Over recent weeks, an upsurge of inter-communal violence in the territory of Kwamouth, Mai-Ndombe province, Democratic Republic of Congo, has seen people being chased and killed, houses and villages burnt to the ground, roadblocks set up to intercept perceived enemies. Thousands of people have fled their homes to the forest or crossed the Kwa river to find shelter in improvised sites in the Bolobo territory.
“When we arrived in the area, we found thousands of people living in deplorable conditions, without shelter, access to drinking water or sanitation,” says Dr Dieya Papy, medical officer in Médecins Sans Frontières’ (MSF’s) emergency team.
“The area has a high prevalence of malaria and people’s living conditions were clearly putting them at risk of getting sick. We had to move quickly,” he says.
Responding to immediate needs
MSF's emergency team arrived in Kwamouth on 24 August to respond to people’s most pressing needs, while calling on other aid organisations to join the response. In a context of high tensions, the small team also tried its best to assist people who had fled further away.
“Our priority was to transport the seriously injured to Kinshasa and to improve living conditions on the sites as best as we could, by installing latrines and water points and distributing essentials such as mosquito nets, soap and water disinfection tablets,” says Dr Papy.
“People’s access to healthcare was extremely limited in the area, so we did donations to local health facilities and launched mobile clinics at the sites for displaced people in Simbambili and Sokoa,” says Dr Papy.
Over the past three weeks, MSF staff, assisted by two nurses from the Ministry of Health, have provided more than 750 medical consultations through mobile clinics, mostly for malaria and respiratory infections. They have also transported seriously injured people to hospitals in Kinshasa by boat and by road.
Patients traumatised by violence
Besides people’s immediate medical needs, the violent events have also left many people psychologically traumatised.
When I heard the shots, I ran away with my sister to our aunt's house. But when we got there, men threatened us with their guns.Astrid*, 11 years old
“When I heard the shots, I ran away with my sister to our aunt's house,” says 11-year-old Astrid*. “But when we got there, men threatened us with their guns. The wanted us to show them the houses inhabited by people from the community they were chasing after.”
“They said they’d kill my little sister if we didn't. So, we pointed to the house in front of us. They went there and killed two children,” she says.
MSF psychologist Joel-Christopher Bolombo has provided mental healthcare to traumatised patients since he arrived in Kwamouth three weeks ago. “Some patients have nightmares, develop a mistrust of other communities that they did not have before, or show signs of depression or feelings of guilt,” he says.
“In addition to providing traditional medical care, it is essential to help them express their feelings through words or drawings. This type of event leaves patients with invisible wounds that need to be addressed too,” says Bolombo.
Violence spreads to Bandundu
By mid-September, the security situation in Kwamouth had improved enough to allow many of the displaced people to return home, while the clashes and violence moved eastwards, towards the town of Bandundu.
“Last week, we sent a mobile team along the road to Bandundu to assess the needs, and we immediately found seriously injured people that we transferred to Kinshasa,” says Dr Papy. “The situation in this area remains extremely tense.”
“This week, we saw with our own eyes villages burned down and people massacred, in a very worrying pattern of attacks and revenge attacks,” he says.

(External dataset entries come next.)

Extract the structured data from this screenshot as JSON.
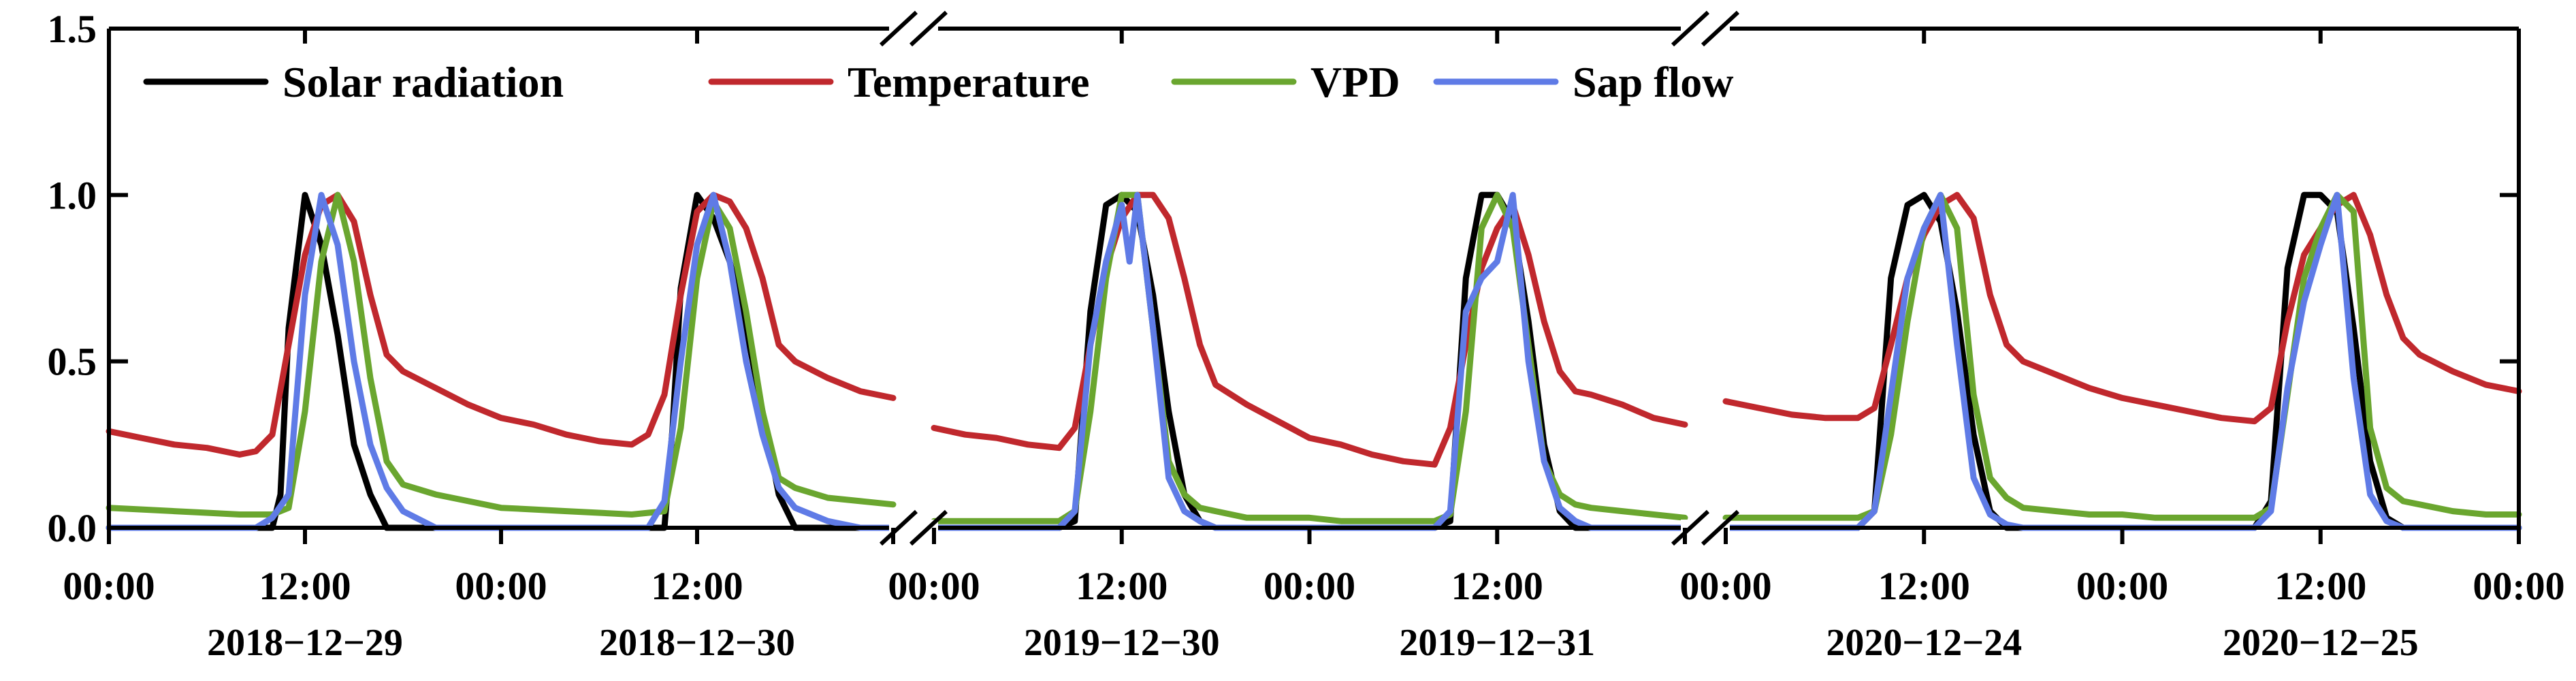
{
  "chart_data": {
    "type": "line",
    "title": "",
    "xlabel": "",
    "ylabel": "",
    "ylim": [
      0,
      1.5
    ],
    "y_ticks": [
      "0.0",
      "0.5",
      "1.0",
      "1.5"
    ],
    "legend_position": "top-left",
    "axis_break": true,
    "x_hours": [
      0,
      12,
      24,
      36,
      48
    ],
    "segments": [
      {
        "x_tick_labels": [
          "00:00",
          "12:00",
          "00:00",
          "12:00"
        ],
        "date_labels": [
          "2018−12−29",
          "2018−12−30"
        ],
        "series": [
          {
            "name": "Solar radiation",
            "color": "#000000",
            "x": [
              0,
              8,
              10,
              10.5,
              11,
              12,
              13,
              14,
              15,
              16,
              17,
              18,
              20,
              22,
              24,
              32,
              34,
              34.5,
              35,
              36,
              37,
              38,
              39,
              40,
              41,
              42,
              44,
              46,
              48
            ],
            "y": [
              0,
              0,
              0,
              0.1,
              0.6,
              1.0,
              0.85,
              0.58,
              0.25,
              0.1,
              0,
              0,
              0,
              0,
              0,
              0,
              0,
              0.3,
              0.72,
              1.0,
              0.93,
              0.8,
              0.6,
              0.35,
              0.1,
              0,
              0,
              0,
              0
            ]
          },
          {
            "name": "Temperature",
            "color": "#c0282d",
            "x": [
              0,
              2,
              4,
              6,
              8,
              9,
              10,
              11,
              12,
              13,
              14,
              15,
              16,
              17,
              18,
              20,
              22,
              24,
              26,
              28,
              30,
              32,
              33,
              34,
              35,
              36,
              37,
              38,
              39,
              40,
              41,
              42,
              44,
              46,
              48
            ],
            "y": [
              0.29,
              0.27,
              0.25,
              0.24,
              0.22,
              0.23,
              0.28,
              0.55,
              0.82,
              0.97,
              1.0,
              0.92,
              0.7,
              0.52,
              0.47,
              0.42,
              0.37,
              0.33,
              0.31,
              0.28,
              0.26,
              0.25,
              0.28,
              0.4,
              0.7,
              0.95,
              1.0,
              0.98,
              0.9,
              0.75,
              0.55,
              0.5,
              0.45,
              0.41,
              0.39
            ]
          },
          {
            "name": "VPD",
            "color": "#6aa62f",
            "x": [
              0,
              2,
              4,
              6,
              8,
              10,
              11,
              12,
              13,
              14,
              15,
              16,
              17,
              18,
              20,
              22,
              24,
              26,
              28,
              30,
              32,
              34,
              35,
              36,
              37,
              38,
              39,
              40,
              41,
              42,
              44,
              46,
              48
            ],
            "y": [
              0.06,
              0.055,
              0.05,
              0.045,
              0.04,
              0.04,
              0.06,
              0.35,
              0.8,
              1.0,
              0.8,
              0.45,
              0.2,
              0.13,
              0.1,
              0.08,
              0.06,
              0.055,
              0.05,
              0.045,
              0.04,
              0.05,
              0.3,
              0.75,
              0.98,
              0.9,
              0.65,
              0.35,
              0.15,
              0.12,
              0.09,
              0.08,
              0.07
            ]
          },
          {
            "name": "Sap flow",
            "color": "#5f7be6",
            "x": [
              0,
              8,
              9,
              10,
              11,
              12,
              13,
              14,
              15,
              16,
              17,
              18,
              20,
              22,
              24,
              32,
              33,
              34,
              35,
              36,
              37,
              38,
              39,
              40,
              41,
              42,
              44,
              46,
              48
            ],
            "y": [
              0,
              0,
              0,
              0.03,
              0.1,
              0.7,
              1.0,
              0.85,
              0.5,
              0.25,
              0.12,
              0.05,
              0,
              0,
              0,
              0,
              0,
              0.08,
              0.5,
              0.85,
              1.0,
              0.8,
              0.5,
              0.28,
              0.12,
              0.06,
              0.02,
              0,
              0
            ]
          }
        ]
      },
      {
        "x_tick_labels": [
          "00:00",
          "12:00",
          "00:00",
          "12:00"
        ],
        "date_labels": [
          "2019−12−30",
          "2019−12−31"
        ],
        "series": [
          {
            "name": "Solar radiation",
            "color": "#000000",
            "x": [
              0,
              8,
              9,
              10,
              11,
              12,
              13,
              14,
              15,
              16,
              17,
              18,
              20,
              22,
              24,
              32,
              33,
              34,
              35,
              36,
              37,
              38,
              39,
              40,
              41,
              42,
              44,
              46,
              48
            ],
            "y": [
              0,
              0,
              0.02,
              0.65,
              0.97,
              1.0,
              0.95,
              0.7,
              0.35,
              0.1,
              0.02,
              0,
              0,
              0,
              0,
              0,
              0.02,
              0.75,
              1.0,
              1.0,
              0.92,
              0.62,
              0.25,
              0.05,
              0,
              0,
              0,
              0,
              0
            ]
          },
          {
            "name": "Temperature",
            "color": "#c0282d",
            "x": [
              0,
              2,
              4,
              6,
              8,
              9,
              10,
              11,
              12,
              13,
              14,
              15,
              16,
              17,
              18,
              20,
              22,
              24,
              26,
              28,
              30,
              32,
              33,
              34,
              35,
              36,
              37,
              38,
              39,
              40,
              41,
              42,
              44,
              46,
              48
            ],
            "y": [
              0.3,
              0.28,
              0.27,
              0.25,
              0.24,
              0.3,
              0.55,
              0.78,
              0.93,
              1.0,
              1.0,
              0.93,
              0.75,
              0.55,
              0.43,
              0.37,
              0.32,
              0.27,
              0.25,
              0.22,
              0.2,
              0.19,
              0.3,
              0.55,
              0.78,
              0.9,
              0.97,
              0.82,
              0.62,
              0.47,
              0.41,
              0.4,
              0.37,
              0.33,
              0.31
            ]
          },
          {
            "name": "VPD",
            "color": "#6aa62f",
            "x": [
              0,
              2,
              4,
              6,
              8,
              9,
              10,
              11,
              12,
              13,
              14,
              15,
              16,
              17,
              18,
              20,
              22,
              24,
              26,
              28,
              30,
              32,
              33,
              34,
              35,
              36,
              37,
              38,
              39,
              40,
              41,
              42,
              44,
              46,
              48
            ],
            "y": [
              0.02,
              0.02,
              0.02,
              0.02,
              0.02,
              0.05,
              0.35,
              0.75,
              1.0,
              1.0,
              0.6,
              0.2,
              0.1,
              0.06,
              0.05,
              0.03,
              0.03,
              0.03,
              0.02,
              0.02,
              0.02,
              0.02,
              0.04,
              0.35,
              0.9,
              1.0,
              0.9,
              0.55,
              0.2,
              0.1,
              0.07,
              0.06,
              0.05,
              0.04,
              0.03
            ]
          },
          {
            "name": "Sap flow",
            "color": "#5f7be6",
            "x": [
              0,
              8,
              9,
              10,
              11,
              12,
              12.5,
              13,
              14,
              15,
              16,
              17,
              18,
              20,
              22,
              24,
              32,
              33,
              34,
              35,
              36,
              37,
              38,
              39,
              40,
              41,
              42,
              44,
              46,
              48
            ],
            "y": [
              0,
              0,
              0.05,
              0.55,
              0.8,
              0.97,
              0.8,
              1.0,
              0.6,
              0.15,
              0.05,
              0.02,
              0,
              0,
              0,
              0,
              0,
              0.05,
              0.65,
              0.75,
              0.8,
              1.0,
              0.5,
              0.2,
              0.06,
              0.02,
              0,
              0,
              0,
              0
            ]
          }
        ]
      },
      {
        "x_tick_labels": [
          "00:00",
          "12:00",
          "00:00",
          "12:00",
          "00:00"
        ],
        "date_labels": [
          "2020−12−24",
          "2020−12−25"
        ],
        "series": [
          {
            "name": "Solar radiation",
            "color": "#000000",
            "x": [
              0,
              8,
              9,
              10,
              11,
              12,
              13,
              14,
              15,
              16,
              17,
              18,
              20,
              22,
              24,
              32,
              33,
              34,
              35,
              36,
              37,
              38,
              39,
              40,
              41,
              42,
              44,
              46,
              48
            ],
            "y": [
              0,
              0,
              0.05,
              0.75,
              0.97,
              1.0,
              0.92,
              0.65,
              0.28,
              0.05,
              0,
              0,
              0,
              0,
              0,
              0,
              0.08,
              0.78,
              1.0,
              1.0,
              0.95,
              0.6,
              0.2,
              0.03,
              0,
              0,
              0,
              0,
              0
            ]
          },
          {
            "name": "Temperature",
            "color": "#c0282d",
            "x": [
              0,
              2,
              4,
              6,
              8,
              9,
              10,
              11,
              12,
              13,
              14,
              15,
              16,
              17,
              18,
              20,
              22,
              24,
              26,
              28,
              30,
              32,
              33,
              34,
              35,
              36,
              37,
              38,
              39,
              40,
              41,
              42,
              44,
              46,
              48
            ],
            "y": [
              0.38,
              0.36,
              0.34,
              0.33,
              0.33,
              0.36,
              0.55,
              0.75,
              0.88,
              0.97,
              1.0,
              0.93,
              0.7,
              0.55,
              0.5,
              0.46,
              0.42,
              0.39,
              0.37,
              0.35,
              0.33,
              0.32,
              0.36,
              0.62,
              0.82,
              0.9,
              0.97,
              1.0,
              0.88,
              0.7,
              0.57,
              0.52,
              0.47,
              0.43,
              0.41
            ]
          },
          {
            "name": "VPD",
            "color": "#6aa62f",
            "x": [
              0,
              2,
              4,
              6,
              8,
              9,
              10,
              11,
              12,
              13,
              14,
              15,
              16,
              17,
              18,
              20,
              22,
              24,
              26,
              28,
              30,
              32,
              33,
              34,
              35,
              36,
              37,
              38,
              39,
              40,
              41,
              42,
              44,
              46,
              48
            ],
            "y": [
              0.03,
              0.03,
              0.03,
              0.03,
              0.03,
              0.05,
              0.28,
              0.62,
              0.9,
              1.0,
              0.9,
              0.4,
              0.15,
              0.09,
              0.06,
              0.05,
              0.04,
              0.04,
              0.03,
              0.03,
              0.03,
              0.03,
              0.06,
              0.4,
              0.75,
              0.9,
              1.0,
              0.95,
              0.3,
              0.12,
              0.08,
              0.07,
              0.05,
              0.04,
              0.04
            ]
          },
          {
            "name": "Sap flow",
            "color": "#5f7be6",
            "x": [
              0,
              8,
              9,
              10,
              11,
              12,
              13,
              14,
              15,
              16,
              17,
              18,
              20,
              22,
              24,
              32,
              33,
              34,
              35,
              36,
              37,
              38,
              39,
              40,
              41,
              42,
              44,
              46,
              48
            ],
            "y": [
              0,
              0,
              0.05,
              0.4,
              0.75,
              0.9,
              1.0,
              0.55,
              0.15,
              0.04,
              0.01,
              0,
              0,
              0,
              0,
              0,
              0.05,
              0.42,
              0.68,
              0.85,
              1.0,
              0.45,
              0.1,
              0.02,
              0,
              0,
              0,
              0,
              0
            ]
          }
        ]
      }
    ],
    "legend": [
      {
        "name": "Solar radiation",
        "color": "#000000"
      },
      {
        "name": "Temperature",
        "color": "#c0282d"
      },
      {
        "name": "VPD",
        "color": "#6aa62f"
      },
      {
        "name": "Sap flow",
        "color": "#5f7be6"
      }
    ]
  }
}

We have therefore decided to reinforce our presence in Bandundu to provide assistance to displaced people and respond to medical needs.”
At this point, we will leave a team in Kwamouth to be able to respond to any new flare-up of violence and needsDr Dieya Papy, medical officer
While the security situation in Kwamouth town had improved last week, tensions and violence continue to flare up, as happened on 20 September when an attack took place close to town. Following the attack, MSF staff helped treat the wounded at Kwamouth’s general hospital.
“At this point, we will leave a team in Kwamouth to be able to respond to any new flare-up of violence and needs,” says Dr Papy.
This is not the first time that MSF has launched an emergency response in Maï-Ndombe province following inter-communal violence. Following clashes between the Tende and Nunu communities in Yumbi in December 2018 – which caused the deaths of hundreds of people in just a few days – an MSF team treated the wounded in Yumbi’s general referral hospital and ran mobile clinics to provide people with medical care and psychological support.